FINRA Employee Files Whistleblower Suit

MANHATTAN (CN) – A financial examiner claims in court that FINRA fired him for detecting a loophole that helps large broker-dealers duck SEC rules and undercapitalize themselves.
     Joseph Sciddurlo sued the Financial Industry Regulatory Authority, or FINRA, and its Chairman Richard Ketchum in Federal Court.
     Sciddurlo joined FINRA as a financial examiner in May 2007, and he was promoted a year later to a Level 47 principal examiner for the New York Region, he says in his complaint.
     Sciddurlo claims he got high performance ratings his first two years on the job – until he “detected a flaw in the FINRA system, which allowed larger broker dealers to be overleveraged.”
     That flaw allowed broker-dealers to skirt SEC rule 15c3-1(a)(1), which prohibits them from leveraging 15 times more than their net capital.

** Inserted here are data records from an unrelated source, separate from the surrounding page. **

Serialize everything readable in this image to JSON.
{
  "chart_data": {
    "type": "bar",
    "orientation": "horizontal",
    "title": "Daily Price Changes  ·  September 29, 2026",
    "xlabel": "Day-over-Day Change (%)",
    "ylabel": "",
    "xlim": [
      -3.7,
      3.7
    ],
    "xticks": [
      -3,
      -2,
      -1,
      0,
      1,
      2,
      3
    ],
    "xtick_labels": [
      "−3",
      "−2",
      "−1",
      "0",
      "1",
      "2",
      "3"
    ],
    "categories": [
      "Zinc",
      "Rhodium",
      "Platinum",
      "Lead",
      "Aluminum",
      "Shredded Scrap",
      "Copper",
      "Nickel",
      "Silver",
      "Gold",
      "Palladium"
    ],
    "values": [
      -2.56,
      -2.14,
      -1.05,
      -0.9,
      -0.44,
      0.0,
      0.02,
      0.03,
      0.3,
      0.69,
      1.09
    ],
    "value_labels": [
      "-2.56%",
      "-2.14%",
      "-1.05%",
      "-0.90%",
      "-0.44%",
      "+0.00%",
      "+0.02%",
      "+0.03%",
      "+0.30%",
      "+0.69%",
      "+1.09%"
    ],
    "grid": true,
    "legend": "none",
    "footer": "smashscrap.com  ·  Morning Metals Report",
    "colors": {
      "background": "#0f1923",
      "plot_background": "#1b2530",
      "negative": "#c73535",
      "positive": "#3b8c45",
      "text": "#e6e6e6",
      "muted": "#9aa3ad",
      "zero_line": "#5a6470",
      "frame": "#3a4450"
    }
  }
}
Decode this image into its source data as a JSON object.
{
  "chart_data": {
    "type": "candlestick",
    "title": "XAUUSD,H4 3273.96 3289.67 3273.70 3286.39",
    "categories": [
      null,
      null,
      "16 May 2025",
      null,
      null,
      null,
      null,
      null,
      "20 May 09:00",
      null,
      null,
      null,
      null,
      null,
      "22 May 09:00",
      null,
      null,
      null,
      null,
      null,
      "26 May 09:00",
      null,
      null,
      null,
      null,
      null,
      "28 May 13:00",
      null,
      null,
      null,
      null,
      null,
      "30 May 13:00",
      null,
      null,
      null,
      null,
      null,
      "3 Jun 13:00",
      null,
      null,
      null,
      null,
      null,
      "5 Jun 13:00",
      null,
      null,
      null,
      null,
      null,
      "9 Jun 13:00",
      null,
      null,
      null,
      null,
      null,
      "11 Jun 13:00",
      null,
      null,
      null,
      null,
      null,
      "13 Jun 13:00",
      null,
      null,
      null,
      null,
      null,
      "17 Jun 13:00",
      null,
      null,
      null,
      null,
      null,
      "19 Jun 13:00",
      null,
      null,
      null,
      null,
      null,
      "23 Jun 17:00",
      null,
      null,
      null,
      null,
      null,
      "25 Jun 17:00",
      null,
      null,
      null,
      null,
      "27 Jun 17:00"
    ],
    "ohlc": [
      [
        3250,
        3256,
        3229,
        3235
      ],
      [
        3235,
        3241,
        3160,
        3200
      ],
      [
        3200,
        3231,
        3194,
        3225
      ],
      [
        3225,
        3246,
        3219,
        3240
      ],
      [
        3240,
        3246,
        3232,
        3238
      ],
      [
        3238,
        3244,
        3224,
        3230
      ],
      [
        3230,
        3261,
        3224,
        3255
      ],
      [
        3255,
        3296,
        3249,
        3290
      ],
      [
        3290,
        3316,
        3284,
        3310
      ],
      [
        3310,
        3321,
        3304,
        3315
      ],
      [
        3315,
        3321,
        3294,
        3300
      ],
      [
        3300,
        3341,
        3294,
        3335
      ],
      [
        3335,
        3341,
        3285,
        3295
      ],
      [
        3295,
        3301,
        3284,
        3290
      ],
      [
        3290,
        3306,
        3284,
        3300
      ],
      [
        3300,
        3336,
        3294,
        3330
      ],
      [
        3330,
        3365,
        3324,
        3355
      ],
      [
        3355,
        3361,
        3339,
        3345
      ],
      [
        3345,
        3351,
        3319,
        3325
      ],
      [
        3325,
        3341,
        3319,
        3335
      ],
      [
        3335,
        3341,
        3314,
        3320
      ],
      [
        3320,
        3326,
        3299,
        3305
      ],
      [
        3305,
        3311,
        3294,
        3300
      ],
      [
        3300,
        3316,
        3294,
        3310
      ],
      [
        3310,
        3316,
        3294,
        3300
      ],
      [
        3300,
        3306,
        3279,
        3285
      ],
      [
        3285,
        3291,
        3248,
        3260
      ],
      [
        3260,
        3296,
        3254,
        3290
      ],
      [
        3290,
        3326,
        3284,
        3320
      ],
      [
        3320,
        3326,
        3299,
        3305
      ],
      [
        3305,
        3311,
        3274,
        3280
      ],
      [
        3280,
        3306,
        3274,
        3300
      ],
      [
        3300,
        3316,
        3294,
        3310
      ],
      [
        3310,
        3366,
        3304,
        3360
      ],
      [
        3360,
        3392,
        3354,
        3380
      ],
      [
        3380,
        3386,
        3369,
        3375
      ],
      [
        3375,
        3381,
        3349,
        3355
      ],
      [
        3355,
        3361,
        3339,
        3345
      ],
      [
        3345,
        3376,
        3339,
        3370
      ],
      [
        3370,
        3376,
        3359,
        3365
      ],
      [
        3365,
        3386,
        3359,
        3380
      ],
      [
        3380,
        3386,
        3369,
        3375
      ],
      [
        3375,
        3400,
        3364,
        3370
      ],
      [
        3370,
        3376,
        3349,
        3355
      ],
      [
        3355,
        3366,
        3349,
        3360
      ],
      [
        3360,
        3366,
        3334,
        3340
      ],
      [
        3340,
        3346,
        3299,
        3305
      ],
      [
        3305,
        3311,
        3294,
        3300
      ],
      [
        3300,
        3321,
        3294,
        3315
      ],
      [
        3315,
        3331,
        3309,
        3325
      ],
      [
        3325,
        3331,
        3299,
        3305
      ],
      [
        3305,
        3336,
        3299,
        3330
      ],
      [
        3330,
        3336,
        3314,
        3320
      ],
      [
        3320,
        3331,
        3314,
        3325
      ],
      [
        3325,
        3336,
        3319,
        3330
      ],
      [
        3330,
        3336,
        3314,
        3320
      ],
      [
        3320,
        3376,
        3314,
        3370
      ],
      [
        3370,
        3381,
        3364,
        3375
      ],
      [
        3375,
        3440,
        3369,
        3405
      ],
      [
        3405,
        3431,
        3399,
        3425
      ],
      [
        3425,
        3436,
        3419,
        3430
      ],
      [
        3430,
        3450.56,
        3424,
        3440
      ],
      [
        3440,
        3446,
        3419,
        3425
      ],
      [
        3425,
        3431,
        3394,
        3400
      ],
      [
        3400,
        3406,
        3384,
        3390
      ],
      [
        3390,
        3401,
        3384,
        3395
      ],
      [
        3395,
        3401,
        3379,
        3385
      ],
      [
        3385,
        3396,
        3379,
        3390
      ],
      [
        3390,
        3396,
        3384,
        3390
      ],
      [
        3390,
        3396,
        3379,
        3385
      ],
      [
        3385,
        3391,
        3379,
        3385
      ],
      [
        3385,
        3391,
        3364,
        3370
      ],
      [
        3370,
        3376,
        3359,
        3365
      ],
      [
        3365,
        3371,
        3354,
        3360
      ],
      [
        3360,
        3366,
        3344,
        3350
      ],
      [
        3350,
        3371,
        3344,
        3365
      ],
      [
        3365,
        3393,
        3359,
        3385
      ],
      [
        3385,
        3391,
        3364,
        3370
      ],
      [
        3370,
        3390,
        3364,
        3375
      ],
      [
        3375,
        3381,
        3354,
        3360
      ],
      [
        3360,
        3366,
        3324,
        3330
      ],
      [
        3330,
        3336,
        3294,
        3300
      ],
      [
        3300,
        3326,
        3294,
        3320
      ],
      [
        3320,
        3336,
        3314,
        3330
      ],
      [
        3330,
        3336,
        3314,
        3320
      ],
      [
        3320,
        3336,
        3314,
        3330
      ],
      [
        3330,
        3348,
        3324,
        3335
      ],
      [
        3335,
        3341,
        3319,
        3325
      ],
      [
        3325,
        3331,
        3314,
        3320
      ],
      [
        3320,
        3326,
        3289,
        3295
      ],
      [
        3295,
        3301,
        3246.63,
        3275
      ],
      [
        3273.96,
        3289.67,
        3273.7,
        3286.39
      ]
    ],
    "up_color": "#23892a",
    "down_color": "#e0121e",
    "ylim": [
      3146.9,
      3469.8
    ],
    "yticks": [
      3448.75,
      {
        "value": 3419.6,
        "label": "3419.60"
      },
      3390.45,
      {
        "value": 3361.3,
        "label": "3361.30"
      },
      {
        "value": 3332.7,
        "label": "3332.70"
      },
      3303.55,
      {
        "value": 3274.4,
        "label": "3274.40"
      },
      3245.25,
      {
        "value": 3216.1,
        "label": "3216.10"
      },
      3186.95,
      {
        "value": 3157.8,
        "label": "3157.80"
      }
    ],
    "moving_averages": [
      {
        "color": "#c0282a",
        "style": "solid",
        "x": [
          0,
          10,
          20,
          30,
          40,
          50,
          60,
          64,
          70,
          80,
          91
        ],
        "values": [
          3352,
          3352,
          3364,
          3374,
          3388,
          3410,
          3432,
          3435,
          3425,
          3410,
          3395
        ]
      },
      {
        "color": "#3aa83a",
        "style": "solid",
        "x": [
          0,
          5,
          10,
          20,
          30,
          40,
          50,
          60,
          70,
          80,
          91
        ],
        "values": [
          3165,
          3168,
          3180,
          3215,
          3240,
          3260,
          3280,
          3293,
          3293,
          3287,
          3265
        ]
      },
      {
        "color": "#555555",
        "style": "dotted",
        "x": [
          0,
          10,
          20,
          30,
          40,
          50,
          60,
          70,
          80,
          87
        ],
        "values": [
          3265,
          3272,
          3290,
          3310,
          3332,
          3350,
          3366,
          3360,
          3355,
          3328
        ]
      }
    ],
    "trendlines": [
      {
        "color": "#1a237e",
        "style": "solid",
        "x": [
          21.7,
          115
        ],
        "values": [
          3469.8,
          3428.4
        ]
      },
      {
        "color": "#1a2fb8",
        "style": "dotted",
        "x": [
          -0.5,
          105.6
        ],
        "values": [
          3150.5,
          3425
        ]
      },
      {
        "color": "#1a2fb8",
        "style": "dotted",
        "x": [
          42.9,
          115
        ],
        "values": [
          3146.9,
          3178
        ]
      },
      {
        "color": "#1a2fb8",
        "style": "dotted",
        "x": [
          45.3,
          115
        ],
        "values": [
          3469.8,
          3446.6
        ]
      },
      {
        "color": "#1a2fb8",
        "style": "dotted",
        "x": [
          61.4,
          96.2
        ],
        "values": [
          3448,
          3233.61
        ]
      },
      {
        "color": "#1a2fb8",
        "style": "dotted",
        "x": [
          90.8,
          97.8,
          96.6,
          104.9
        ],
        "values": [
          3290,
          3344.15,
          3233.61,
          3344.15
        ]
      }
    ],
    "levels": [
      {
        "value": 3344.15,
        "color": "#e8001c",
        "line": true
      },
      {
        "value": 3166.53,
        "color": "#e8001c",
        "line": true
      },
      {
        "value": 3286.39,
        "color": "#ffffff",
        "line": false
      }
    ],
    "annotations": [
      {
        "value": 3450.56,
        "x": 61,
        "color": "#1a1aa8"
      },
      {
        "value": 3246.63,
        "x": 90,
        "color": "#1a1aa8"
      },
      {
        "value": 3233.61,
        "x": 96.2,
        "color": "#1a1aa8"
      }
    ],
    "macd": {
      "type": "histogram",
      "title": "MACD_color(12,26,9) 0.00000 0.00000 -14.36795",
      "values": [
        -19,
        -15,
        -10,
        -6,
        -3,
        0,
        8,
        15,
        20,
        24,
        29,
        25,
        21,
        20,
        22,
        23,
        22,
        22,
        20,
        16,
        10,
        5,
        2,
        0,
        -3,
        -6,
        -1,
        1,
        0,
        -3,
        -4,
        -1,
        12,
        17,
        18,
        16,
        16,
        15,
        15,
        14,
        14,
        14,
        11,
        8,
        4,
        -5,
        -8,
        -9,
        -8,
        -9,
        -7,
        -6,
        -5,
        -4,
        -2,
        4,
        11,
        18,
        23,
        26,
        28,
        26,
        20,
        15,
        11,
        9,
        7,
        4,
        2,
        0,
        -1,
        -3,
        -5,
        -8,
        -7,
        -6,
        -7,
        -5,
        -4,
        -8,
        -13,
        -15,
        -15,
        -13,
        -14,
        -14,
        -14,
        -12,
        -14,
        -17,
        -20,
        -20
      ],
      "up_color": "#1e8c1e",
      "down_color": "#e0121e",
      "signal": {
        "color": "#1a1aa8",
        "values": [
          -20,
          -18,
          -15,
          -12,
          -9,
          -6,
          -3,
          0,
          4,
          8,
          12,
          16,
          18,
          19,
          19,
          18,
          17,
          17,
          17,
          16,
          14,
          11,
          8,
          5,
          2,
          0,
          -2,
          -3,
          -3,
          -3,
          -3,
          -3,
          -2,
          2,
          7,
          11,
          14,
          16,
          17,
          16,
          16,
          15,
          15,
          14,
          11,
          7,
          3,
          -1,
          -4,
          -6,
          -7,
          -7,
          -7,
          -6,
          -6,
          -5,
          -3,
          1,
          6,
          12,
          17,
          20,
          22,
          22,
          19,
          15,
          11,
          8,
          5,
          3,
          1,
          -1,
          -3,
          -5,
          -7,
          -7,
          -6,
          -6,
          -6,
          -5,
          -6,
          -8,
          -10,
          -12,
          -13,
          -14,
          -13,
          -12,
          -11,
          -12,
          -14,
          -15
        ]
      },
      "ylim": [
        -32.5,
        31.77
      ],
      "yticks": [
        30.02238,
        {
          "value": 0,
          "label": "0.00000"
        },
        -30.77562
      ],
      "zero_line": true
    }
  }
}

     “Even though the SEC rules also allow broker-dealers with net capital of greater than $250,000 to be exempt for that regulation if their net capital exceeds 2 percent of customer receivables, from a rational and analytical perspective, a flaw was found to exist by the plaintiff for all broker-dealers filing under the Alternative Method of Net Capital, that would allow them to circumvent the SEC leverage limit of fifteen times the net capital and would allow large firms to leverage as much as they wanted,” the complaint states.
     Sciddurlo claims he made the discovery when devising the CAMELS project, at the urging of bosses who sought a better risk-rating methodology for broker dealers.
     “Further, plaintiff recommended a ‘quality of earnings’ check, which would raise a red flag on the Examiner’s Annual Audit Worksheet, whenever a broker-dealer’s cash flow from operations is less than 50 percent of reported net income to prevent re-occurrence of certain bankruptcies that had occurred in the past,” the complaint states.
     For this, he claims, his bosses downgraded him “suddenly and without justification” from a Level 4 rating of “high contributor” to a Level 3, “solid contributor.”
     “Upon being downgraded to a solid contributor and in February of 2011, the plaintiff requested to be transferred to the Cycle Department at FINRA, since he had taken the initiative to pass the ‘Securities Fraud’ course offered by the Association of Certified Fraud Examiners which makes Examiners more proficient in detecting Ponzi schemes,” the complaint states. “FINRA has been criticized for missing the massive multimillion and billion-dollar Ponzi schemes.
     “The plaintiff was without justification denied a transfer to the Cycle Department in February of 2011, even though FINRA Human Resource Department had assured the plaintiff that as a ‘Solid Contributor’ he was allowed to transfer positions.
     “In early 2011, the plaintiff was also warned by his superiors to stop using CAMELS or ‘Cash Flow Analysis’ even though his ‘Cash Flow Analysis’ correctly predicted the demise of a large broker-dealer in 2008.”
     This appears to be an allusion to Lehman Bros., whose shuttering triggered the global financial meltdown.
     Sciddurlo claims he told his bosses in an Aug. 29, 2008 email: “Lehman is the entity that most closely resembles Bear (Stearns),” according to a June 2011 story in The New York Post.
     Sciddurlo says in his complaint: “In April of 2011, and without any legitimate basis, the plaintiff was placed on probation, despite his excellent performance, evaluations and years of service to FINRA.”
     He says he was fired on May 17, 2011, a year before his pension vested.
     “[I]n addition to plaintiff, other older individuals at FINRA, including Hans Reich, was also fired. Hans Reich was replaced with younger and less experienced personnel,” according to the complaint.
     Sciddurlo demands $25 million in punitive damages for age discrimination, wrongful termination, violation of New York Labor Law and whistle-blower protections under the Dodd-Frank Act.
     He is represented by Marilyn Venterina with Sciretta & Venterina.